Le communiqué prend de l’importance face aux débats générés par des autorisations parallèles. En mars 2026, une lettre de l’archevêque Aguiar Retes a désigné Martín Achirica Ramos, connu pour des publications sur de supposées momies d’origine extraterrestre et des approches holistiques contestées du point de vue de la foi catholique, comme responsable de la logistique et de la collecte dans des projets guadalupéens, incluant des références à la Neuvaine. La collaboration des frères Héctor et Mauricio Sulaimán Saldívar a également été mentionnée.
Des instances liées à la Neuvaine ont signalé qu’il n’existe pas de mandat spécifique pour que ces personnes agissent comme interlocuteurs autorisés ni gèrent des dons centralisés en utilisant son nom. La Neuvaine est, selon ses documents, un chemin de prière, de catéchèse et de renouveau pastoral sans collecte centralisée ni autorisation pour des quêtes privées.
L’utilisation de la Vierge de Guadalupe pour des collectes sans transparence ni le cadre canonique établi a suscité des préoccupations, surtout lorsqu’elle implique des figures dont les parcours sont difficilement conciliables avec la doctrine et la spiritualité catholique.
La préparation du V Centenaire n’est pas un anniversaire folklorique. C’est, comme l’a exprimé le pape François, une grâce extraordinaire pour l’Église en Amérique qui exige une conversion profonde, une catéchèse renouvelée et un témoignage prophétique face à la sécularisation et aux violences qui lacèrent le Mexique. La constitution de commissions et l’intégration de ceux qui ont travaillé dès l’origine sont des pas positifs si elles s’inscrivent dans la communion ecclésiale et évitent les doublons ou le manque de transparence.

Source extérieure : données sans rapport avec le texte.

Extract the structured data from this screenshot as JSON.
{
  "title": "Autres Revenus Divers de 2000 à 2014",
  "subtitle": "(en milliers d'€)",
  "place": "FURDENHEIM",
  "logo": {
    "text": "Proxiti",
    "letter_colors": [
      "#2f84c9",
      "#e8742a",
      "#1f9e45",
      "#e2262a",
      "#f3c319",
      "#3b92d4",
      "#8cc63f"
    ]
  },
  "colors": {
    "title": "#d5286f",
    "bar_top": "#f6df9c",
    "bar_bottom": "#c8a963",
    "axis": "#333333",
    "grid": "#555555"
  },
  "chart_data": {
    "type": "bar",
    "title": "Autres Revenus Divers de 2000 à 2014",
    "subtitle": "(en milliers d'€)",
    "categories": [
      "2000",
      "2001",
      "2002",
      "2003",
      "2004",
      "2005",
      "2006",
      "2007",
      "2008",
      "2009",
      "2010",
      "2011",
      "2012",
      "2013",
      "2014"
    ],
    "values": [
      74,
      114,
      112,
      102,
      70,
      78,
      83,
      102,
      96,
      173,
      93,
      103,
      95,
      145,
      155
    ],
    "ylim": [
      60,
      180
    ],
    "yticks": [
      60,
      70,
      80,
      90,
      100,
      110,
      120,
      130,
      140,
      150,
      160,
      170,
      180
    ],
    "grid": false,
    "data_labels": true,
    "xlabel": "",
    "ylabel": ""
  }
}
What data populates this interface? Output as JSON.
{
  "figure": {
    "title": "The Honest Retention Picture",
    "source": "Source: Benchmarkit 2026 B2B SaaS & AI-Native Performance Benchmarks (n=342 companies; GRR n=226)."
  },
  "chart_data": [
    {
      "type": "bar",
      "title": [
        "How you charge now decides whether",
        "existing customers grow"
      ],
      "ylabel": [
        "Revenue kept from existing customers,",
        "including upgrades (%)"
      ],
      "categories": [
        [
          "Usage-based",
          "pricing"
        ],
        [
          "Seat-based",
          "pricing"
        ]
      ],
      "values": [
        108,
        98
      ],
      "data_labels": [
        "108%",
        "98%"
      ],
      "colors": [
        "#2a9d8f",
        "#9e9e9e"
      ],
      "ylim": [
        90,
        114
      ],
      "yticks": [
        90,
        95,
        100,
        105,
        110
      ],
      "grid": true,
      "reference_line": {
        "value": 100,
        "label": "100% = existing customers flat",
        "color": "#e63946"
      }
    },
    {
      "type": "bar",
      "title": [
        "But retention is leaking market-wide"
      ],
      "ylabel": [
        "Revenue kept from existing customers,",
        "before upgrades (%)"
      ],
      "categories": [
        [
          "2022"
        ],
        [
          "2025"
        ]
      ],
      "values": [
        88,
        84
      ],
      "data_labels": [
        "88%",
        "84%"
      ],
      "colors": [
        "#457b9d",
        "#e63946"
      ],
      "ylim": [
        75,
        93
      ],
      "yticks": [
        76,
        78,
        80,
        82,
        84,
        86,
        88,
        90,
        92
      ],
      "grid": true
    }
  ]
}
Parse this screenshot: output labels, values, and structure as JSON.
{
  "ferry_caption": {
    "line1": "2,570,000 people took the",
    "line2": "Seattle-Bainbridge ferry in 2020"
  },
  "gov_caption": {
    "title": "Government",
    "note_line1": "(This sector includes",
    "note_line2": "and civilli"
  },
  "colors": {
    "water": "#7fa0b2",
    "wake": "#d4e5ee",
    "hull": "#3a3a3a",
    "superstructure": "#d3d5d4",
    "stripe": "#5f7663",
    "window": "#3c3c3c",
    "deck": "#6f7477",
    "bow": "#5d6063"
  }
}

Le Jubilé 2031 sera fécond si l’Église discerne les impulsions authentiques de l’Esprit, celles qui conduisent au Christ par Marie, de celles qui, sous une apparence de dévotion, finissent par diluer l’Évangile ou exposer la communauté à des scandales évitables.
À moins de cinq ans du grand Jubilé, l’Église au Mexique a l’opportunité et la responsabilité de démontrer que la dévotion à la Vierge de Guadalupe peut être un moteur d’évangélisation profonde, synodale et transparente, ou devenir un champ de confusions si l’on ne veille pas jalousement à la communion et à la vérité, mais avec un accent particulier qui n’utilise pas ce que tout le monde veut entendre sans résultats concrets : synodalité, dialogue et, surtout, beaucoup de transparence, ce qui a le moins été donné ces derniers mois à la Basilique de Guadalupe.